My eyes must have grown huge at the thought, because Berta laughed aloud at my reaction before catching my elbow and steering me back onto the Patio of the Maidens. I noticed suddenly that one of the archways leading back into the palace had been closed off by two thick wooden doors inlaid with Kufic script. Six soldiers in crimson and gold barred the door.
Berta didn’t approach them but led me through an open archway, down corridors that looked very familiar. Soon I could no longer hear the pipers in the reception hall; their reedy wail was replaced by the sound of lutes playing a vigorous dance tune.
This time, when we approached the three arches resting on slender black marble columns, half a dozen soldiers stood guard. They never stirred as we approached nor acknowledged Berta’s little nod as they made way to let us pass by them beneath the horseshoe arches.
“Who would have thought you’d have the opportunity to see the Salon of the Ambassadors again?” doña Berta asked gaily. She had to raise her voice in order to be heard over the music and laughter.
As the doors to the outside were now closed, the film of smoke had thickened. Bedazzled once more, I followed doña Berta into the room and breathed in the scent of hot candle wax and overpowering orange blossom. The air itself had been perfumed, perhaps to mask the base note of perspiration. Berta and I wormed our way through the close press of bodies along the room’s perimeter—greeting the mayor of Seville, councillors, judges, and their wives in their best finery along the way—and arrived at a table heaped with food and drink near the massive wooden doors shutting out the Patio of the Maidens. The crowd was so thick and I so short that I couldn’t see the front or center of the room.
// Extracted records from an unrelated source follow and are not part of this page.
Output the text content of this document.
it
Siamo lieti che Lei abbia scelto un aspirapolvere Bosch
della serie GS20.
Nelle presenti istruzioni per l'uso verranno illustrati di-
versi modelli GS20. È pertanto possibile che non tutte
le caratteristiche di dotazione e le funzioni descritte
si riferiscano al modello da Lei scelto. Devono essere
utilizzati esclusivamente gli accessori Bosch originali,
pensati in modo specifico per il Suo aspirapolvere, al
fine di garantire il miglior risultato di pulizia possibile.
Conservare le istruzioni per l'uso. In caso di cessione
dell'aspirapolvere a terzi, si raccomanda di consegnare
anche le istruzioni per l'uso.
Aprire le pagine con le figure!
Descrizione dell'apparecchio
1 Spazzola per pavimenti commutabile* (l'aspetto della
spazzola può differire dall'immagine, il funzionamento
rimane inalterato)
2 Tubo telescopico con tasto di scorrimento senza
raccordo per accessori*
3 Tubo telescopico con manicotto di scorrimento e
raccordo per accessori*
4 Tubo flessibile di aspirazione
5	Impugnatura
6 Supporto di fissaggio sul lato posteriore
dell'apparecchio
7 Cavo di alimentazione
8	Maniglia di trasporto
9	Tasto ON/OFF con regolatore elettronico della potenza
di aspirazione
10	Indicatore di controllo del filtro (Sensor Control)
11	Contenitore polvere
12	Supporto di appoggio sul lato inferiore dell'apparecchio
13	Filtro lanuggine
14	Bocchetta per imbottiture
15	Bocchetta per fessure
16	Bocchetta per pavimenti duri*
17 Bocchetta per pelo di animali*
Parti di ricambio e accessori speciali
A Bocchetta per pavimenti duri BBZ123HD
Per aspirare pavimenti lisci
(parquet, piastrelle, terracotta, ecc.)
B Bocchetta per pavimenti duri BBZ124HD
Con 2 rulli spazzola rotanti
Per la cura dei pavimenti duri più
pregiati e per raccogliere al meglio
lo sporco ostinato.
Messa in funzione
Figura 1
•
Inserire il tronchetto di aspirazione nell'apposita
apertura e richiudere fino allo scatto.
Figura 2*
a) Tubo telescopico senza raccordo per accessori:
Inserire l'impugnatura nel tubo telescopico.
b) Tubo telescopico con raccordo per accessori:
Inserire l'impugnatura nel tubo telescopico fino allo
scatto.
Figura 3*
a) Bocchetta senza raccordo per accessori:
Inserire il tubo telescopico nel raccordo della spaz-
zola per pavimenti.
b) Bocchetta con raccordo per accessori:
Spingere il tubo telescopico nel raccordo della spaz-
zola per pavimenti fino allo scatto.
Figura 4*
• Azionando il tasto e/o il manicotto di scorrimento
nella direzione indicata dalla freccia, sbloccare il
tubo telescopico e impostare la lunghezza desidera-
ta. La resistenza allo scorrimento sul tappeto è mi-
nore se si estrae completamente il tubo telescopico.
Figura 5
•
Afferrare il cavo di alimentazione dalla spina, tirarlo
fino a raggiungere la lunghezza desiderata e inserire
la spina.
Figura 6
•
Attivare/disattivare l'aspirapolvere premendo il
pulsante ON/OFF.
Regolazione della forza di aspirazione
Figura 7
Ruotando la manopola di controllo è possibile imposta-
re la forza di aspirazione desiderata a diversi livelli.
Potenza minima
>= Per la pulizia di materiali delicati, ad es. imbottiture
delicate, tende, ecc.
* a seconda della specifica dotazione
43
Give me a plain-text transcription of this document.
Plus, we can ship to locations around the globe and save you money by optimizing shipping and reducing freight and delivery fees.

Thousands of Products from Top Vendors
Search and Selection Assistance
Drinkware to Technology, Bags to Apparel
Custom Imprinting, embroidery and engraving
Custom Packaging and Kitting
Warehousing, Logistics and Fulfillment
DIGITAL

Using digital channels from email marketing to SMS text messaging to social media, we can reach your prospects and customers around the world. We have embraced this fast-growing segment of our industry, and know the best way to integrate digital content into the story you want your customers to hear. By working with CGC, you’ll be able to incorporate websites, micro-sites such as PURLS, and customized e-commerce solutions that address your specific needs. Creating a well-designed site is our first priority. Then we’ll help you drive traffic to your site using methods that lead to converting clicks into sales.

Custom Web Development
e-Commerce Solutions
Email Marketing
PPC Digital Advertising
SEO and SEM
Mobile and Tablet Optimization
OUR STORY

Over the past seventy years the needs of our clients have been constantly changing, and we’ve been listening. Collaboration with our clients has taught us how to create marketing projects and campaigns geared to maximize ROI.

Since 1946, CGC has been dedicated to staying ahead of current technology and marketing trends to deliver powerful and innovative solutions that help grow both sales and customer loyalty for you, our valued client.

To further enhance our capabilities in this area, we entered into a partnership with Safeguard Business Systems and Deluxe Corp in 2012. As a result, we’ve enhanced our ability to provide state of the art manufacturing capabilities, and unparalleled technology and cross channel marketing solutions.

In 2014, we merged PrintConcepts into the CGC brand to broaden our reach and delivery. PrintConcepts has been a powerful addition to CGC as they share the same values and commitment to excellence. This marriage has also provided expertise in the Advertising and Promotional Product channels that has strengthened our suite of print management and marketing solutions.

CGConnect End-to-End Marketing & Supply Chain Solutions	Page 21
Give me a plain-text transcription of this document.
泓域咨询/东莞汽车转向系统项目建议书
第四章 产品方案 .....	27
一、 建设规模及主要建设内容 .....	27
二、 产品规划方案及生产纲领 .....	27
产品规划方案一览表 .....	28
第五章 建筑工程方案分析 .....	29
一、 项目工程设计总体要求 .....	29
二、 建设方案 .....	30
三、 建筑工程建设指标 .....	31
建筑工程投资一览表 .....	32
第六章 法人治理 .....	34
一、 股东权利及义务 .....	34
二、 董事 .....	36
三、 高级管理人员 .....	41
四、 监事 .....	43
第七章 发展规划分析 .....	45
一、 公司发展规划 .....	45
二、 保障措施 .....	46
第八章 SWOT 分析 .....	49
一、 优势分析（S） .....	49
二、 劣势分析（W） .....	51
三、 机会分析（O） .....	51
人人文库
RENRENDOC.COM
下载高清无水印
“Eat,” Berta half shouted into my ear in order to be heard over the music and conversation. “All of my charges are usually starving after the performance. And you
must
try
this
wine; you’ve never had anything like it in your life. Drink it while you may, my dear.”
I had no desire for more wine, but Berta sailed easily to the front of the line, where thirsty revelers were waiting, and gracefully extended her arm across the table until her hand, with its flashing rings, rested palm up in front of the servant pouring wine.
“The wine from Champagne,” she called, loud enough so that her voice carried above all the others. “A goblet, please.”
A few seconds later, she handed me a cold silver goblet filled to the brim.
“Taste it,” Berta said into my ear as she led me toward the food. “Go ahead. And don’t waste a drop. This is what the queen prefers to serve her most honored guests. It’s His Majesty don Fernando’s favorite, and your reward for a fine performance.” It was public knowledge that Isabel never touched alcohol, considering it an unseemly indulgence for Christian women.